I have seen in several popular games that the developer has copied a player avatar into the game, animating it with a wave or something, when that player is at the Top of their leaderboard for a specific category.
I would like to replicate this functionality into my game but I have no idea where to start. I see that there are many plugins that copy a player avatar into the game, but I have no idea how to read plugins to see the code.
Can anyone please give me a quick rundown, or a quick sample, of how to copy the player avatar into the game using either the player.Name or player.UserId so that I could have this type of system? I think it is a really cool feature and would like to use it.
Typically, plugins’ code is stored in: %localappdata%/Roblox/InstalledPlugins/<PluginID>
However, I’ve also had code stored in other places within the Roblox folder, though you should be able to find the folder with the code if you just search the plugin’s ID once you’re in %localappdata%/Roblox/
The plugin I use to import characters into games can be found here and was actually found in one of these weird folders.
Thanks. I cannot open .rbxm files in studio, even when I specifically assign the .rbxm extension to studio. I am not sure what I am doing wrong. When I click on the plugin.rbxm file after associating the extension, the Roblox Studio does come up but it doesn’t load the file.
You don’t need to open .rbxm files unless you made a load character script yourself.
A .rbxm file is a roblox model file. The avatar is on clientsided roblox so it will NEVER start on the server. You are moving the top 3 into the server when they become top 3 (unless you use step 2)
Thank you. As soon as the developer API comes back online for me, I will look up both of these solutions. Given my architecture, I think the solution from the server would work best since I run my leaderboard routines from the server and push to the clients.
The basic idea is that you can use Players:GetHumanoidDescriptionFromUserId(userId) to get a description of the assets a “Top Player” is wearing, and then Humanoid:ApplyDescription(humanoidDescription) to apply it.

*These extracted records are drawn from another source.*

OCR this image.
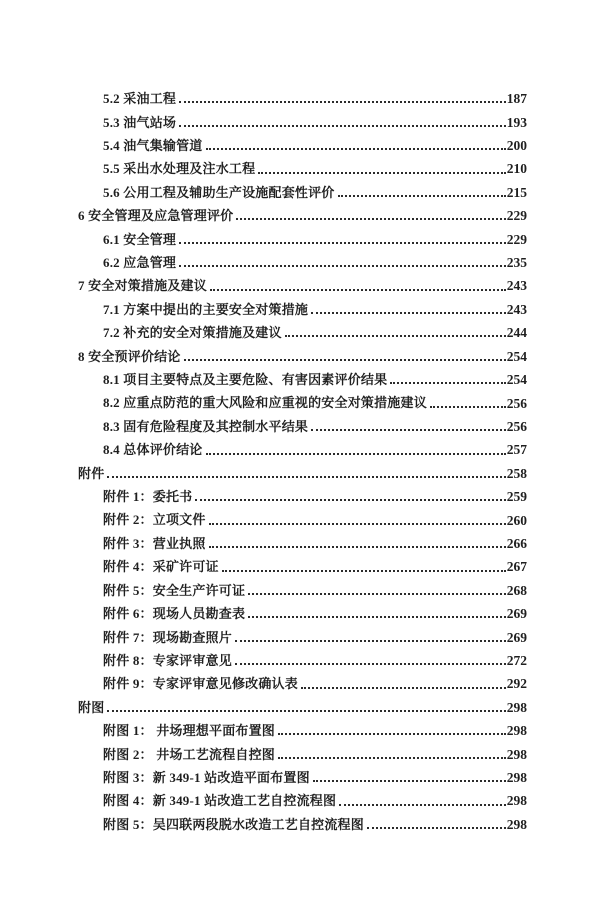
5.2 采油工程	187
5.3 油气站场	193
5.4 油气集输管道	200
5.5 采出水处理及注水工程	210
5.6 公用工程及辅助生产设施配套性评价	215
6 安全管理及应急管理评价	229
6.1 安全管理	229
6.2 应急管理	235
7 安全对策措施及建议	243
7.1 方案中提出的主要安全对策措施	243
7.2 补充的安全对策措施及建议	244
8 安全预评价结论	254
8.1 项目主要特点及主要危险、有害因素评价结果	254
8.2 应重点防范的重大风险和应重视的安全对策措施建议	256
8.3 固有危险程度及其控制水平结果	256
8.4 总体评价结论	257
附件	258
附件 1：委托书	259
附件 2：立项文件	260
附件 3：营业执照	266
附件 4：采矿许可证	267
附件 5：安全生产许可证	268
附件 6：现场人员勘查表	269
附件 7：现场勘查照片	269
附件 8：专家评审意见	272
附件 9：专家评审意见修改确认表	292
附图	298
附图 1： 井场理想平面布置图	298
附图 2： 井场工艺流程自控图	298
附图 3：新 349-1 站改造平面布置图	298
附图 4：新 349-1 站改造工艺自控流程图	298
附图 5：吴四联两段脱水改造工艺自控流程图	298
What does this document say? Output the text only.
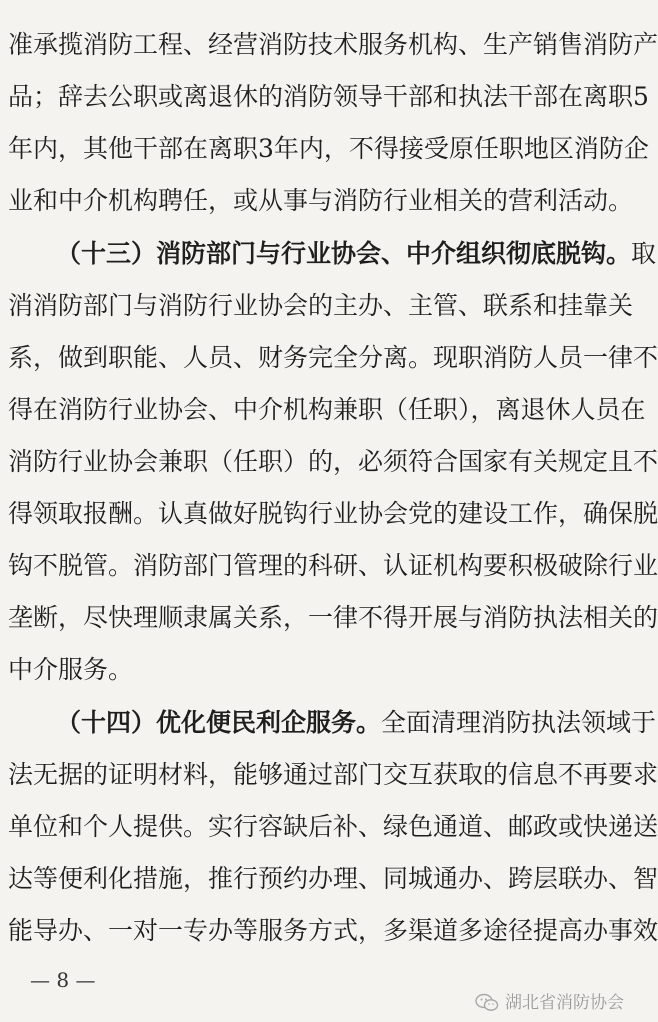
准承揽消防工程、经营消防技术服务机构、生产销售消防产
品；辞去公职或离退休的消防领导干部和执法干部在离职5
年内，其他干部在离职3年内，不得接受原任职地区消防企
业和中介机构聘任，或从事与消防行业相关的营利活动。
（十三）消防部门与行业协会、中介组织彻底脱钩。取
消消防部门与消防行业协会的主办、主管、联系和挂靠关
系，做到职能、人员、财务完全分离。现职消防人员一律不
得在消防行业协会、中介机构兼职（任职），离退休人员在
消防行业协会兼职（任职）的，必须符合国家有关规定且不
得领取报酬。认真做好脱钩行业协会党的建设工作，确保脱
钩不脱管。消防部门管理的科研、认证机构要积极破除行业
垄断，尽快理顺隶属关系，一律不得开展与消防执法相关的
中介服务。
（十四）优化便民利企服务。全面清理消防执法领域于
法无据的证明材料，能够通过部门交互获取的信息不再要求
单位和个人提供。实行容缺后补、绿色通道、邮政或快递送
达等便利化措施，推行预约办理、同城通办、跨层联办、智
能导办、一对一专办等服务方式，多渠道多途径提高办事效
— 8 —
湖北省消防协会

EDIT: Dang somone else beat me to it, haha. I was in here when you first posted but work got busy. Don’t be afraid to ‘@’ me if you have questions on using it, I may not have all the answers but I was really hype when this API came out and familiarized myself with it.
I had the same problem in my game because me and the game’s builder opened a submissions for your character to be featured in game as train passenger in the train map. I imported default dummy characters as the train passengers and named every dummy after the userid of the player who should appear in game in place of the dummy. Then I made a script that will loop through every single dummy and apply HumanoidDescription that was retrieved from the dummy’s name (UserID) using GetHumanoidDescriptionFromUserID(dummy.Name). And of course apply it.
I wanted to thank everyone who replied. I was really intimidated by this, but the HumanoidDescription API actually made this whole exercise a snap.
I don’t suppose anyone knows how to prevent some Humanoids, I think they are the Rthro but I am not sure, from sinking halfway into the floor? I think it has something to do with the Hip Height Placement but for R15 it is always been set to 1.35 in the past.